Menurut Winters, biasanya para penyelenggara beasiswa langsung mendiskualifikasikan calon peserta beasiswa tanpa memberikan informasi bila ketahuan melakukan plagiarisme. Bahkan sistem gugur langsung itu dilakukan sebelum esai akademik itu diserahkan untuk dinilai juri. Plagiarisme, dengan mencontek data orang, dalam esai akademik yang bukan untuk mencari beasiswa pun akan fatal bila diketahui 10-20 tahun kemudian. "Maka jangan coba-coba lakukan plagiarisme dalam esai akademik," katanya.
Juri kompetisi Esai Akademik ISRSF, Dewi Cahyaningrum, membenarkan temuan Winters.
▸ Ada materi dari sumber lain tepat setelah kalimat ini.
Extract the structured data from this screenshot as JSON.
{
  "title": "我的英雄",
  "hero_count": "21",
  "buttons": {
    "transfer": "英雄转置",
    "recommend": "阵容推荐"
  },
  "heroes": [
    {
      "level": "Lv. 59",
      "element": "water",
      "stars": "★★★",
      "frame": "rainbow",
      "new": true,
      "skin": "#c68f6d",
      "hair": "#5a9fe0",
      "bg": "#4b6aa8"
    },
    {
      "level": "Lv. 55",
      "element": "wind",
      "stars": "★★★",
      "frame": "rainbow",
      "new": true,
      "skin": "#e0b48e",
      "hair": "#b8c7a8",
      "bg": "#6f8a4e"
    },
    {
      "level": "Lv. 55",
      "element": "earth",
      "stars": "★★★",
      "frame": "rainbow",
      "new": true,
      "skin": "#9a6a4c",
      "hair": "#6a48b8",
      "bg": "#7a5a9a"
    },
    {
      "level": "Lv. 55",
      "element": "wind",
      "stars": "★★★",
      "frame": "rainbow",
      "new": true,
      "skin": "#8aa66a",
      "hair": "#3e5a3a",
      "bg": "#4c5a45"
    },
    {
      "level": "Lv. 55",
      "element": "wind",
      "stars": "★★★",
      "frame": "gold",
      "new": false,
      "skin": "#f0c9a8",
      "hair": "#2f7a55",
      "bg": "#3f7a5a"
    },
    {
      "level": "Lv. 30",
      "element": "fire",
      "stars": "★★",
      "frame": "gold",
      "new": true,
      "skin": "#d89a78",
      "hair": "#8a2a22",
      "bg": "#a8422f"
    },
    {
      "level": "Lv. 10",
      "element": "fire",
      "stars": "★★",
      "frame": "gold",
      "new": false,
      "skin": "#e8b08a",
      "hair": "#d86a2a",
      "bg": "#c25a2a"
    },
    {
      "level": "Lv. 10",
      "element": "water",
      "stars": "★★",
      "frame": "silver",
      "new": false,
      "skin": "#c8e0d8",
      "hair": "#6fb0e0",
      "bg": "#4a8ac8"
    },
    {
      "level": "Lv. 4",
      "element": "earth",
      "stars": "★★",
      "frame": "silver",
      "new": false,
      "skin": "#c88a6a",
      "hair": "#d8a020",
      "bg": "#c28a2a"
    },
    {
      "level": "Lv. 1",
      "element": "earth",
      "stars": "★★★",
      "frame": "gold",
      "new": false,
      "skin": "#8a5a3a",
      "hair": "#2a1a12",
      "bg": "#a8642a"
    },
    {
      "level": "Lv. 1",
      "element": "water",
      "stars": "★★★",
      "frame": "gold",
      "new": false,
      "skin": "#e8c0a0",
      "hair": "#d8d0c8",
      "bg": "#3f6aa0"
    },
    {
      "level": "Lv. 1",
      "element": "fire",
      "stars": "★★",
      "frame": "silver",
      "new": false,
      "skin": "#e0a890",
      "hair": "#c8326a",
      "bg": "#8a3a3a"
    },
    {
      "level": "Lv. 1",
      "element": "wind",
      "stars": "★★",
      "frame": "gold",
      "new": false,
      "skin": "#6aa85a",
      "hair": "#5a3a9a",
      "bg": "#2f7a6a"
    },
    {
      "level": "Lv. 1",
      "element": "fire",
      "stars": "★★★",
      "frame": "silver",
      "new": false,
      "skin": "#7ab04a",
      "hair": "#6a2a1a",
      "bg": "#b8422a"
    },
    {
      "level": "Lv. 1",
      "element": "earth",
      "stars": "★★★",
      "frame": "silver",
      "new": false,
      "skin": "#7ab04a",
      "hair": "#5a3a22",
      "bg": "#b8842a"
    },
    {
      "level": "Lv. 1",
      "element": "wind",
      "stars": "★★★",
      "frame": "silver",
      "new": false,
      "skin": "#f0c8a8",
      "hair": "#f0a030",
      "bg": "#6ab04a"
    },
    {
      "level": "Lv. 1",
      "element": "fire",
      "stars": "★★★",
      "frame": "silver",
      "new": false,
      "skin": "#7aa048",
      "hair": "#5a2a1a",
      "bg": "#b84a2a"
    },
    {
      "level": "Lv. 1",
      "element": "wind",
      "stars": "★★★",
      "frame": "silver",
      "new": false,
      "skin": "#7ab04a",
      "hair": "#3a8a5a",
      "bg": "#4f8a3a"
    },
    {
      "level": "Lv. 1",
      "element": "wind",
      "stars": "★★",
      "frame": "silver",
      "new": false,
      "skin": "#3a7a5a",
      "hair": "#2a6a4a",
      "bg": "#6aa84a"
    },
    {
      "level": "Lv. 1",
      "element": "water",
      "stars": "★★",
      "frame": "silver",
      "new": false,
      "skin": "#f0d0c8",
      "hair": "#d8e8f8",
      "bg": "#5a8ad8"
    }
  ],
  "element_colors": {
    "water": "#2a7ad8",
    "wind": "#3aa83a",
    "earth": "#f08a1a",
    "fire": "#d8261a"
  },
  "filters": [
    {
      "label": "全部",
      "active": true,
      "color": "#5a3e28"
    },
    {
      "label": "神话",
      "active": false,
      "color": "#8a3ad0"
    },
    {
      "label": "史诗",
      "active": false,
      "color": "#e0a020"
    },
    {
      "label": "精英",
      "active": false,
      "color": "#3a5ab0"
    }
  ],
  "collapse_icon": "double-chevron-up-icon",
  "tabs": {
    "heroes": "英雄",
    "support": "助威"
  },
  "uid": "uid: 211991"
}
Menurutnya, salah satu alasan beberapa mahasiswa melakukan plagiarisme adalah karena tidak terbiasa membaca. Ia menilai budaya baca masyarakat Indonesia rendah. Siswa Indonesia, kata Dewi, terbiasa dimanjakan dengan menonton televisi dibanding membaca.
Menurut Dewi, menulis adalah buah pikir yang didapat seseorang dari membaca. Tanpa terbiasa membaca, penulis akan kekurangan kosakata atau susah menyampaikan buah pikirnya . "Karena kesulitan, akhirnya mereka mencontek," kata peneliti dari Jurnal Perempuan ini.